Кроме как на кресла или тот же диван, сесть было некуда. Георгий Андреевич выбрал отдаленнейшее из кресел. Вроде как притулился на краешке – и утонул в невесомости. Нигде и никогда не видать больше Фелицианову таких мягких кресел. Как-то само собой получилось, что и он развалился в позе свободной и непринужденной.
– Так мы остановились на том, что вам следует задуматься о своем отношении к советской власти и начать служить не мещанским скудным интересам, а новому обществу. – Штейн заговорил так, будто не семь с половиной месяцев, а всего несколько минут прошло, как он отлучился из кабинета, где допрашивал Фелицианова под казенными взглядами Ленина и Дзержинского, хотя председатель ОГПУ за это время успел умереть, по случаю чего заключенным выпал выходной день в знак безграничного траура и всенародной скорби. – Я полагаю, вам удалось проникнуться чувством справедливости наших требований, не так ли?

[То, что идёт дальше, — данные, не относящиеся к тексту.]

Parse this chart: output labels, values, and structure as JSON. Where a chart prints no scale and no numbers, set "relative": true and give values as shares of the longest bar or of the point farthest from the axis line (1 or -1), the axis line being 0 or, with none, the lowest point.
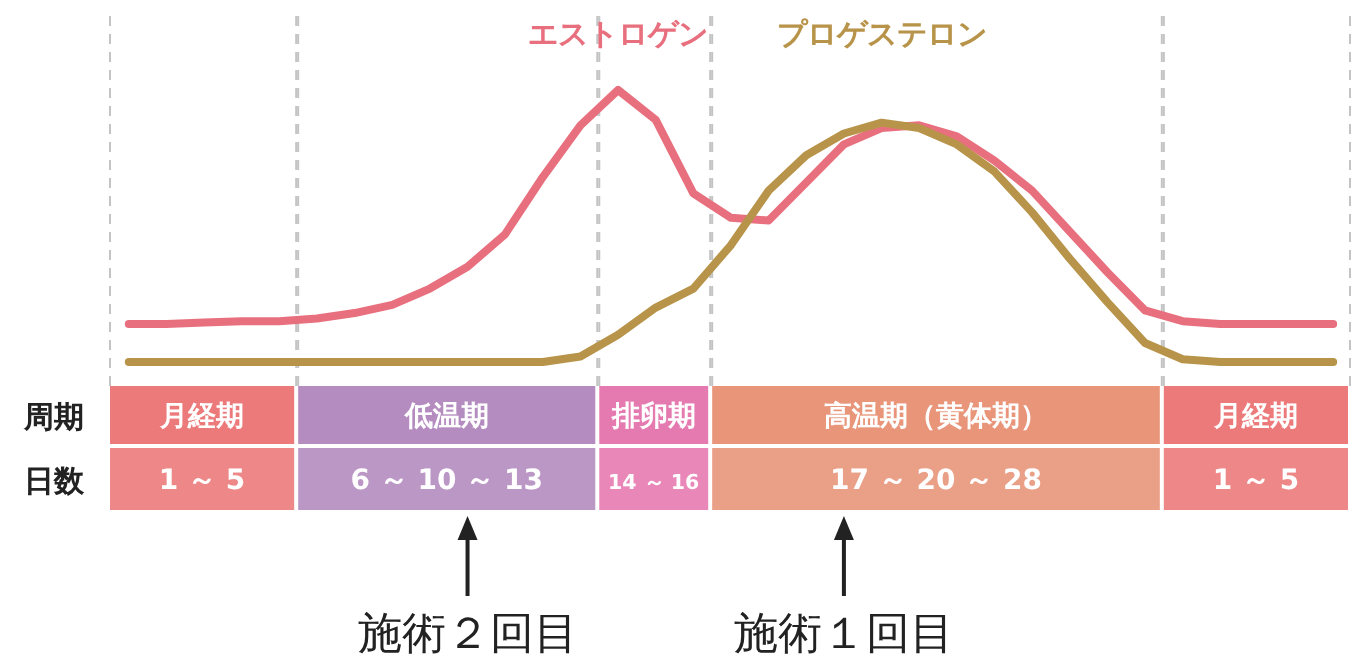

Фелицианов не принял тона. Он смерил Штейна взглядом, который счел презрительным, и промолчал. Уполномоченный ОГПУ паузу выдержал, равно как и взгляд.
– Я понимаю, вас несколько ошеломила обстановка. – Гордость звучала в голосе Арона Моисеевича, видно, все здесь подбиралось по его вкусу. – Что ж, осмотритесь, спешить нам некуда.
Фелицианов молчал.
На предложение «Закуривайте!» тоже никак не отреагировал, хотя курить захотелось смертельно. Он пытался сосредоточиться, понять, что с ним происходит, для чего везли его с таким комфортом через полстраны из барака в особняк – есть же за этим каверза. Но перинная невесомость в кресле лишала его тело и мысль опоры, и даже густая злоба на Штейна рассеивалась, не находя твердого слова.
* * *
Спешить Штейну в самом деле некуда, но упорное, враждебное молчание Фелицианова посеяло сомнение и тревогу. Штейн ожидал увидеть человека сломленного, покорного, готового на все, что угодно. Получил – врага. А с ним – работать.
Гуманистом Арон Моисеевич Штейн не был и считал, что разговор с врагом короток, тут даже лагерь слишком мягкая мера, но полагал также, что плодить врагов из мирных обывателей дело глупое. С тем же Фелициановым можно было б, чуть пугнув, прекрасно обойтись и без лагерного перевоспитания, на Лубянке пока еще достаточно камер для содержания в относительно сносных условиях. К чему это напрасное катание по стране с этапом, лагерем и экзотическим возвращением? Сейчас не гражданская война, можно и поутихнуть. Тем более что реальных врагов у республики и так достаточно. Увы, начальство его было иного настроения.
ОГПУ набирало силу. Вокруг Лубянской площади в его ведение отходили дом за домом, внутренняя тюрьма ощущала недостаток в одиночных камерах, а руководители входили в какой-то раж демонстрации своей силы. Бей своих, чтобы чужие боялись. Он все чаще слышал эту дикую поговорку. После очевидного для посвященных падения Троцкого и внезапной смерти Фрунзе стало явственно ощущаться, что ведомство товарища Дзержинского сильнее армии. Под колеса карательной машины все чаще стали попадать военспецы и даже командиры весьма пролетарского происхождения. Пока, правда, не выше комбрига, но это только начало, полагал Штейн. И ничего хорошего в будущем не ожидал. А наверху царило какое-то опьянение от видимых успехов.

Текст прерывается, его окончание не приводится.